The woman who has accused Virginia Lieutenant Gov. Justin Fairfax of sexually assaulting her over a decade ago released a statement Wednesday afternoon.
Dr. Vanessa Tyson, a fellow at Stanford University, claims that she met Fairfax at the 2004 Democratic National Convention in Boston. After meeting a couple times, she alleges the two of them wound up going back to Fairfax’s hotel room on the pretense of getting some paperwork he needed. She then described the alleged assault. (RELATED: Virginia Sen. Tim Kaine Will Wait On Fairfax Accuser To Step Forward Before Considering Charge)
What began as consensual kissing quickly turned into a sexual assault. Mr. Fairfax put his hand behind my neck and forcefully pushed my head towards his crotch. Only then did I realize that he had unbuckled his belt, unzipped his pants, and taken out his penis. He then forced his penis into my mouth. Utterly shocked and terrified, I tried to move my head away, but could not because his hand was holding down my neck and he was much stronger than me. As I cried and gagged, Mr. Fairfax forced me to perform oral sex on him. I cannot believe, given my obvious distress, that Mr. Fairfax thought this forced sexual act was consensual.
Tyson also claims that she told friends in December 2017, including a friend of hers that works at The Washington Post.
A colleague of Tyson’s at Stanford, Jennifer Freyd, told the Bay Area News Group that Tyson told her and a couple others about the alleged 2004 encounter last fall.
Fairfax has denied the allegations.
“Lt.
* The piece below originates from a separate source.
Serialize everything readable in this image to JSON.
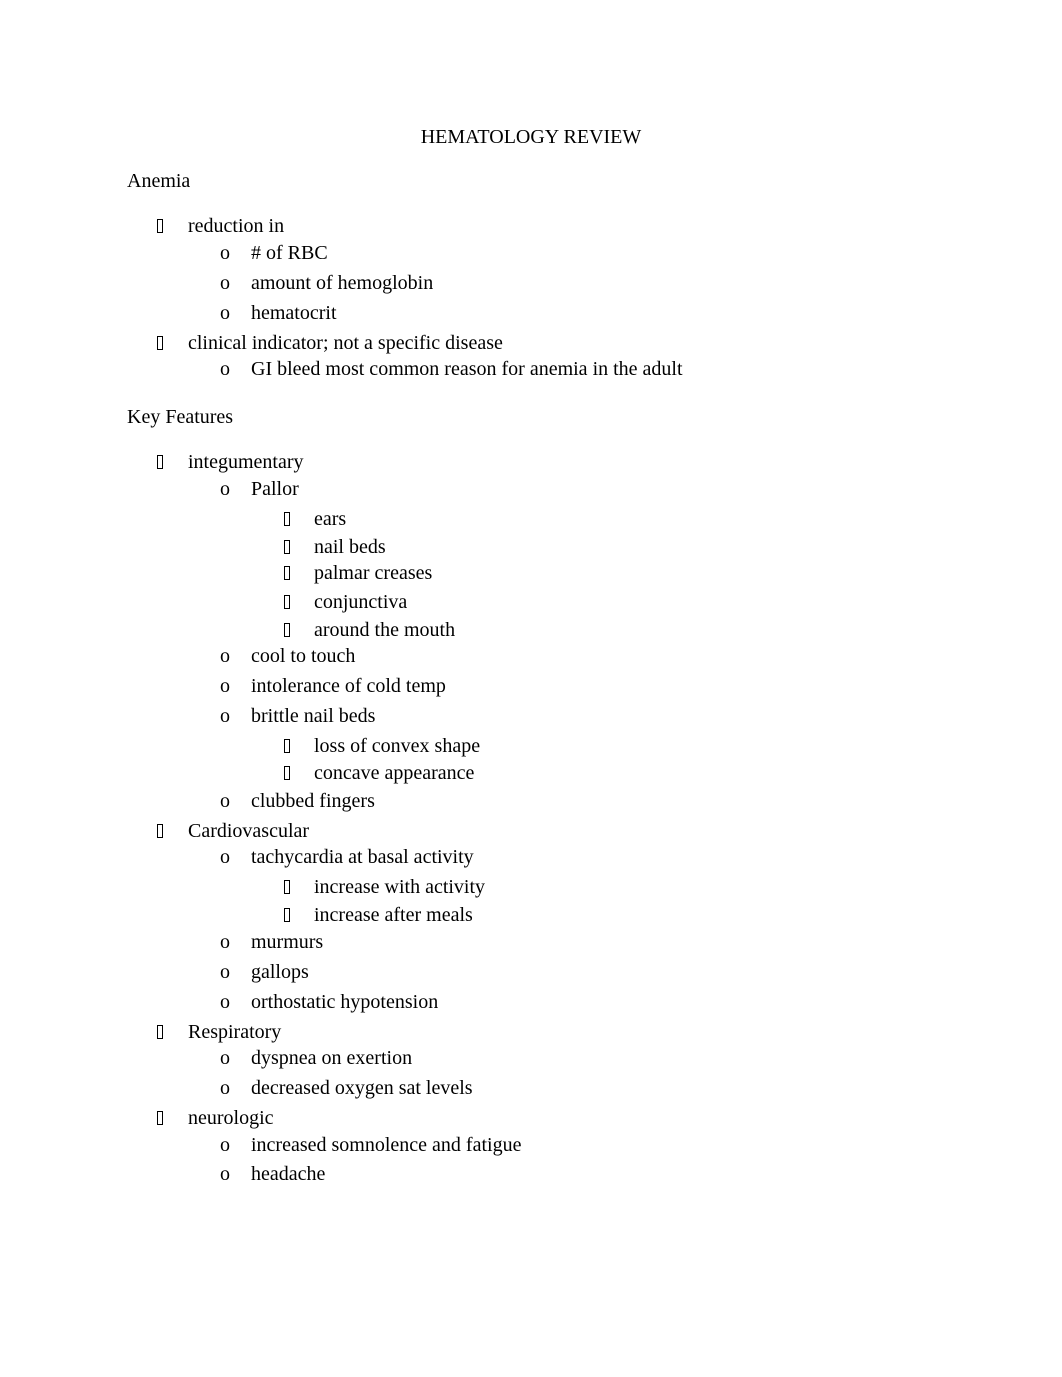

Governor Fairfax has an outstanding and well-earned reputation for treating people with dignity and respect,” according to a Monday statement posted to Twitter. “He has never assaulted anyone — ever — in any way, shape, or form.” (RELATED: Virginia Lt. Gov. Issues Statement Refuting Reported Sexual Assault Allegations)
FAIRFAX, VA – NOVEMBER 07: Gov.-elect Ralph Northam (R) and Lt. Gov.-elect Justin Fairfax greet supporters at an election night rally November 7, 2017 in Fairfax, Virginia. (Photo by Win McNamee/Getty Images)
This controversy is only one of a few currently surrounding the Virginia legislature. Democratic Virginia Gov. Ralph Northam made remarks last week about a bill changing the state’s abortion laws that received backlash.
Days later, a photo surfaced from his 1984 medical school yearbook that showed a photo of two people, one of them wearing KKK garb and another dressed in blackface. Northam initially accepted responsibility for the photo, only to say later that it wasn’t him.
Virginia Attorney General Mark Herring also acknowledged Wednesday that he used blackface while a party in 1980. He has not yet decided whether or not he’ll resign.